Zeke took the rolls of carpet and spread them over his body and backpack, with the rough edge of the carpet facing outwards. The inside was soft against his skin and he knew he would fall asleep easily. He loved closets like this, and guessed that he could stay here a week before anyone would notice.
He dreamt murkily of his time in the city, right after the flare had begun. He didn’t know where in the city he was, only that it was dark, and that the sun was far away. He felt danger all around him however, and heard voices from the distance, some that were angry and some that appeared to be in pain. He wanted to help but couldn’t move; he was trapped by both the darkness and the arbitrary rules of dreams. There were sounds of a fight, and then …
. Terrible screaming.
He awoke to find himself still in the closet, in a place just as dark but without the screaming, and without the danger. He thought back to his dream and wondered how he could be in a place so devoid of light after the flare had begun—
I was dreaming of my time in the subway. I was sheltered there with thousands of others, perhaps millions. It was protected from the sun, but dangerous in every other way.
Zeke scratched his beard, sat up and thought back to that time, remembering how the subways had no electricity, light or facilities of any kind because the flare had burned out the city’s circuitry.
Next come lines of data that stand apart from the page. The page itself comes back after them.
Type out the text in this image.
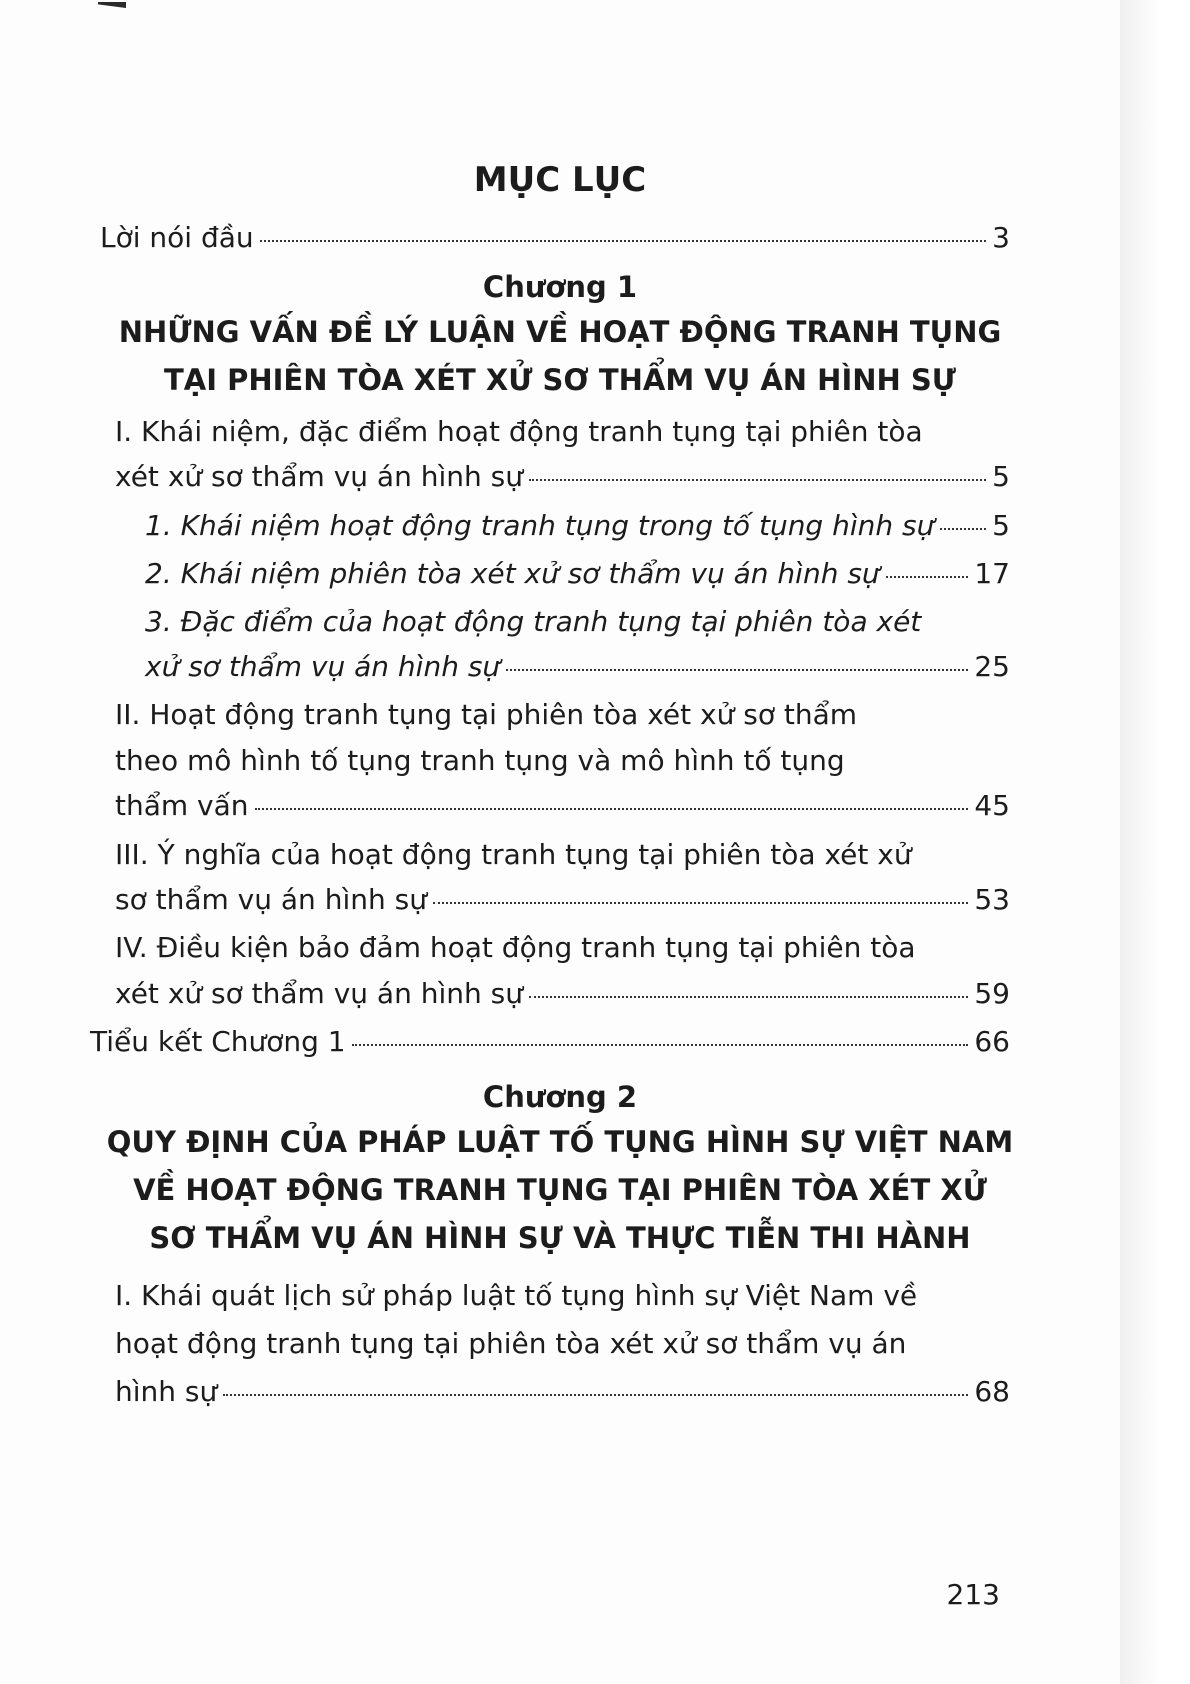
MỤC LỤC
Lời nói đầu	3
Chương 1
NHỮNG VẤN ĐỀ LÝ LUẬN VỀ HOẠT ĐỘNG TRANH TỤNG
TẠI PHIÊN TÒA XÉT XỬ SƠ THẨM VỤ ÁN HÌNH SỰ
I. Khái niệm, đặc điểm hoạt động tranh tụng tại phiên tòa
xét xử sơ thẩm vụ án hình sự	5
1. Khái niệm hoạt động tranh tụng trong tố tụng hình sự 5
2. Khái niệm phiên tòa xét xử sơ thẩm vụ án hình sự	17
3. Đặc điểm của hoạt động tranh tụng tại phiên tòa xét
xử sơ thẩm vụ án hình sự	25
II. Hoạt động tranh tụng tại phiên tòa xét xử sơ thẩm
theo mô hình tố tụng tranh tụng và mô hình tố tụng
thẩm vấn	45
III. Ý nghĩa của hoạt động tranh tụng tại phiên tòa xét xử
sơ thẩm vụ án hình sự	53
IV. Điều kiện bảo đảm hoạt động tranh tụng tại phiên tòa
xét xử sơ thẩm vụ án hình sự	59
Tiểu kết Chương 1	66
Chương 2
QUY ĐỊNH CỦA PHÁP LUẬT TỐ TỤNG HÌNH SỰ VIỆT NAM
VỀ HOẠT ĐỘNG TRANH TỤNG TẠI PHIÊN TÒA XÉT XỬ
SƠ THẨM VỤ ÁN HÌNH SỰ VÀ THỰC TIỄN THI HÀNH
I. Khái quát lịch sử pháp luật tố tụng hình sự Việt Nam về
hoạt động tranh tụng tại phiên tòa xét xử sơ thẩm vụ án
hình sự	68
213
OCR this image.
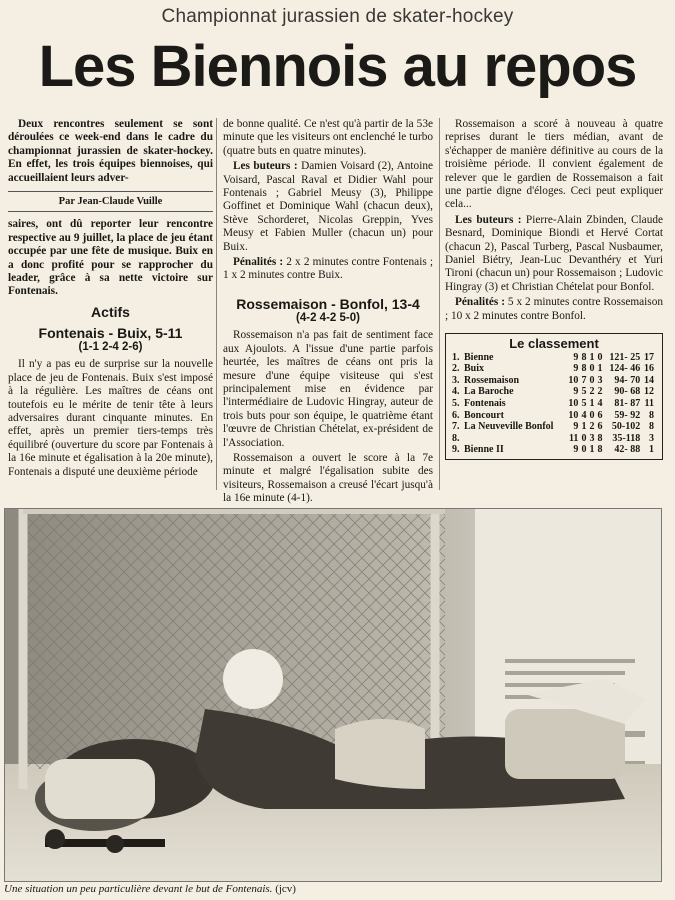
Championnat jurassien de skater-hockey
Les Biennois au repos

Deux rencontres seulement se sont déroulées ce week-end dans le cadre du championnat jurassien de skater-hockey. En effet, les trois équipes biennoises, qui accueillaient leurs adver-

Par Jean-Claude Vuille

saires, ont dû reporter leur rencontre respective au 9 juillet, la place de jeu étant occupée par une fête de musique. Buix en a donc profité pour se rapprocher du leader, grâce à sa nette victoire sur Fontenais.

Actifs
Fontenais - Buix, 5-11
(1-1 2-4 2-6)

Il n'y a pas eu de surprise sur la nouvelle place de jeu de Fontenais. Buix s'est imposé à la régulière. Les maîtres de céans ont toutefois eu le mérite de tenir tête à leurs adversaires durant cinquante minutes. En effet, après un premier tiers-temps très équilibré (ouverture du score par Fontenais à la 16e minute et égalisation à la 20e minute), Fontenais a disputé une deuxième période

de bonne qualité. Ce n'est qu'à partir de la 53e minute que les visiteurs ont enclenché le turbo (quatre buts en quatre minutes).

Les buteurs : Damien Voisard (2), Antoine Voisard, Pascal Raval et Didier Wahl pour Fontenais ; Gabriel Meusy (3), Philippe Goffinet et Dominique Wahl (chacun deux), Stève Schorderet, Nicolas Greppin, Yves Meusy et Fabien Muller (chacun un) pour Buix.

Pénalités : 2 x 2 minutes contre Fontenais ; 1 x 2 minutes contre Buix.

Rossemaison - Bonfol, 13-4
(4-2 4-2 5-0)

Rossemaison n'a pas fait de sentiment face aux Ajoulots. A l'issue d'une partie parfois heurtée, les maîtres de céans ont pris la mesure d'une équipe visiteuse qui s'est principalement mise en évidence par l'intermédiaire de Ludovic Hingray, auteur de trois buts pour son équipe, le quatrième étant l'œuvre de Christian Chételat, ex-président de l'Association.

Rossemaison a ouvert le score à la 7e minute et malgré l'égalisation subite des visiteurs, Rossemaison a creusé l'écart jusqu'à la 16e minute (4-1).

Rossemaison a scoré à nouveau à quatre reprises durant le tiers médian, avant de s'échapper de manière définitive au cours de la troisième période. Il convient également de relever que le gardien de Rossemaison a fait une partie digne d'éloges. Ceci peut expliquer cela...

Les buteurs : Pierre-Alain Zbinden, Claude Besnard, Dominique Biondi et Hervé Cortat (chacun 2), Pascal Turberg, Pascal Nusbaumer, Daniel Biétry, Jean-Luc Devanthéry et Yuri Tironi (chacun un) pour Rossemaison ; Ludovic Hingray (3) et Christian Chételat pour Bonfol.

Pénalités : 5 x 2 minutes contre Rossemaison ; 10 x 2 minutes contre Bonfol.

Le classement
1.	Bienne	9	8	1	0	121- 25	17
2.	Buix	9	8	0	1	124- 46	16
3.	Rossemaison	10	7	0	3	94- 70	14
4.	La Baroche	9	5	2	2	90- 68	12
5.	Fontenais	10	5	1	4	81- 87	11
6.	Boncourt	10	4	0	6	59- 92	8
7.	La Neuveville Bonfol	9	1	2	6	50-102	8
8.		11	0	3	8	35-118	3
9.	Bienne II	9	0	1	8	42- 88	1
Une situation un peu particulière devant le but de Fontenais. (jcv)
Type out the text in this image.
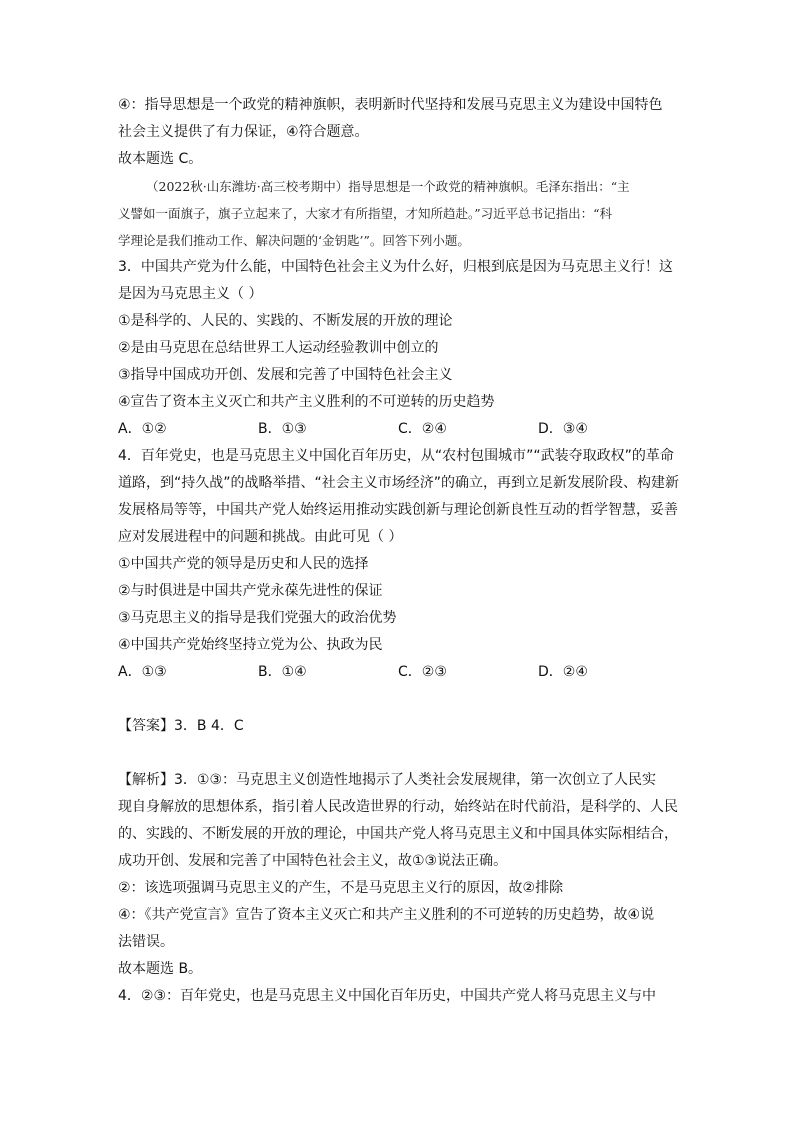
④：指导思想是一个政党的精神旗帜，表明新时代坚持和发展马克思主义为建设中国特色
社会主义提供了有力保证，④符合题意。
故本题选 C。
（2022秋·山东潍坊·高三校考期中）指导思想是一个政党的精神旗帜。毛泽东指出：“主
义譬如一面旗子，旗子立起来了，大家才有所指望，才知所趋赴。”习近平总书记指出：“科
学理论是我们推动工作、解决问题的‘金钥匙’”。回答下列小题。
3．中国共产党为什么能，中国特色社会主义为什么好，归根到底是因为马克思主义行！这
是因为马克思主义（ ）
①是科学的、人民的、实践的、不断发展的开放的理论
②是由马克思在总结世界工人运动经验教训中创立的
③指导中国成功开创、发展和完善了中国特色社会主义
④宣告了资本主义灭亡和共产主义胜利的不可逆转的历史趋势
A．①②	B．①③	C．②④	D．③④
4．百年党史，也是马克思主义中国化百年历史，从“农村包围城市”“武装夺取政权”的革命
道路，到“持久战”的战略举措、“社会主义市场经济”的确立，再到立足新发展阶段、构建新
发展格局等等，中国共产党人始终运用推动实践创新与理论创新良性互动的哲学智慧，妥善
应对发展进程中的问题和挑战。由此可见（ ）
①中国共产党的领导是历史和人民的选择
②与时俱进是中国共产党永葆先进性的保证
③马克思主义的指导是我们党强大的政治优势
④中国共产党始终坚持立党为公、执政为民
A．①③	B．①④	C．②③	D．②④
【答案】3．B 4．C
【解析】3．①③：马克思主义创造性地揭示了人类社会发展规律，第一次创立了人民实
现自身解放的思想体系，指引着人民改造世界的行动，始终站在时代前沿，是科学的、人民
的、实践的、不断发展的开放的理论，中国共产党人将马克思主义和中国具体实际相结合，
成功开创、发展和完善了中国特色社会主义，故①③说法正确。
②：该选项强调马克思主义的产生，不是马克思主义行的原因，故②排除
④：《共产党宣言》宣告了资本主义灭亡和共产主义胜利的不可逆转的历史趋势，故④说
法错误。
故本题选 B。
4．②③：百年党史，也是马克思主义中国化百年历史，中国共产党人将马克思主义与中
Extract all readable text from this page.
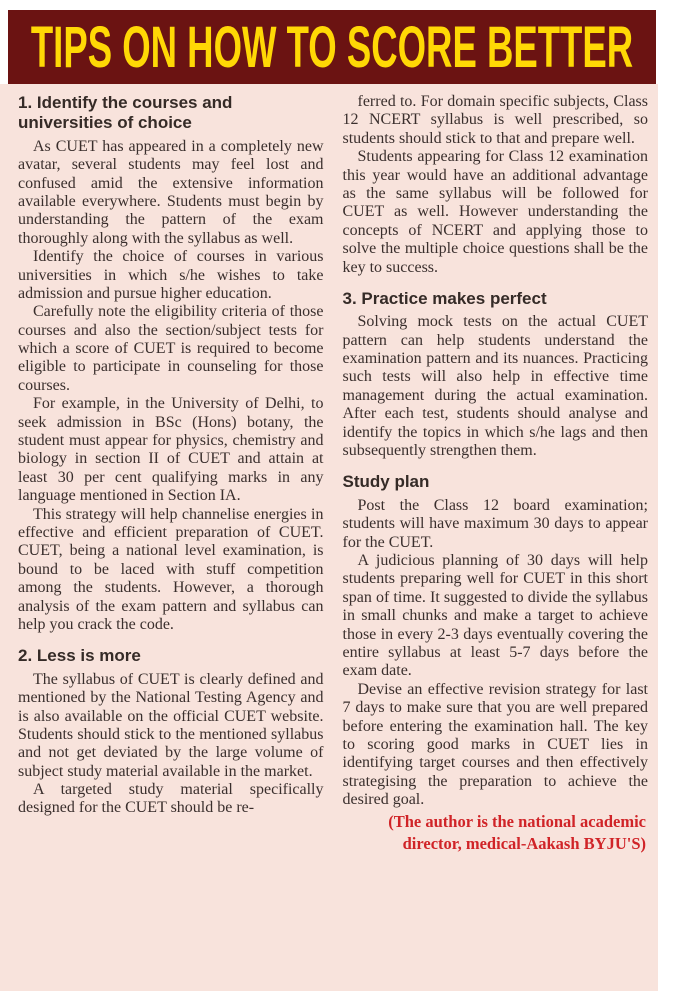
TIPS ON HOW TO SCORE BETTER
1. Identify the courses and universities of choice

As CUET has appeared in a completely new avatar, several students may feel lost and confused amid the extensive information available everywhere. Students must begin by understanding the pattern of the exam thoroughly along with the syllabus as well.

Identify the choice of courses in various universities in which s/he wishes to take admission and pursue higher education.

Carefully note the eligibility criteria of those courses and also the section/subject tests for which a score of CUET is required to become eligible to participate in counseling for those courses.

For example, in the University of Delhi, to seek admission in BSc (Hons) botany, the student must appear for physics, chemistry and biology in section II of CUET and attain at least 30 per cent qualifying marks in any language mentioned in Section IA.

This strategy will help channelise energies in effective and efficient preparation of CUET. CUET, being a national level examination, is bound to be laced with stuff competition among the students. However, a thorough analysis of the exam pattern and syllabus can help you crack the code.

2. Less is more

The syllabus of CUET is clearly defined and mentioned by the National Testing Agency and is also available on the official CUET website. Students should stick to the mentioned syllabus and not get deviated by the large volume of subject study material available in the market.

A targeted study material specifically designed for the CUET should be re-

ferred to. For domain specific subjects, Class 12 NCERT syllabus is well prescribed, so students should stick to that and prepare well.

Students appearing for Class 12 examination this year would have an additional advantage as the same syllabus will be followed for CUET as well. However understanding the concepts of NCERT and applying those to solve the multiple choice questions shall be the key to success.

3. Practice makes perfect

Solving mock tests on the actual CUET pattern can help students understand the examination pattern and its nuances. Practicing such tests will also help in effective time management during the actual examination. After each test, students should analyse and identify the topics in which s/he lags and then subsequently strengthen them.

Study plan

Post the Class 12 board examination; students will have maximum 30 days to appear for the CUET.

A judicious planning of 30 days will help students preparing well for CUET in this short span of time. It suggested to divide the syllabus in small chunks and make a target to achieve those in every 2-3 days eventually covering the entire syllabus at least 5-7 days before the exam date.

Devise an effective revision strategy for last 7 days to make sure that you are well prepared before entering the examination hall. The key to scoring good marks in CUET lies in identifying target courses and then effectively strategising the preparation to achieve the desired goal.

(The author is the national academic director, medical-Aakash BYJU'S)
The danger arose during my second night there. The masses that huddled on the platforms turned into a mob when the food from a kiosk ran out, and in the day’s darkness they assembled themselves into groups. I remember the first fight, the first murder, and the first realization that there would be no repercussions for the perpetrators of either
Zeke remembered the fights getting worse, with the sounds of violence soon echoing through the darkness at all times. He tried to help, but couldn’t because it was too dark. He escaped through the subway tunnels, but gangs were lurking there too, preying upon whomever they sensed was in their way, and when he did reach another station, the situation was just as dire.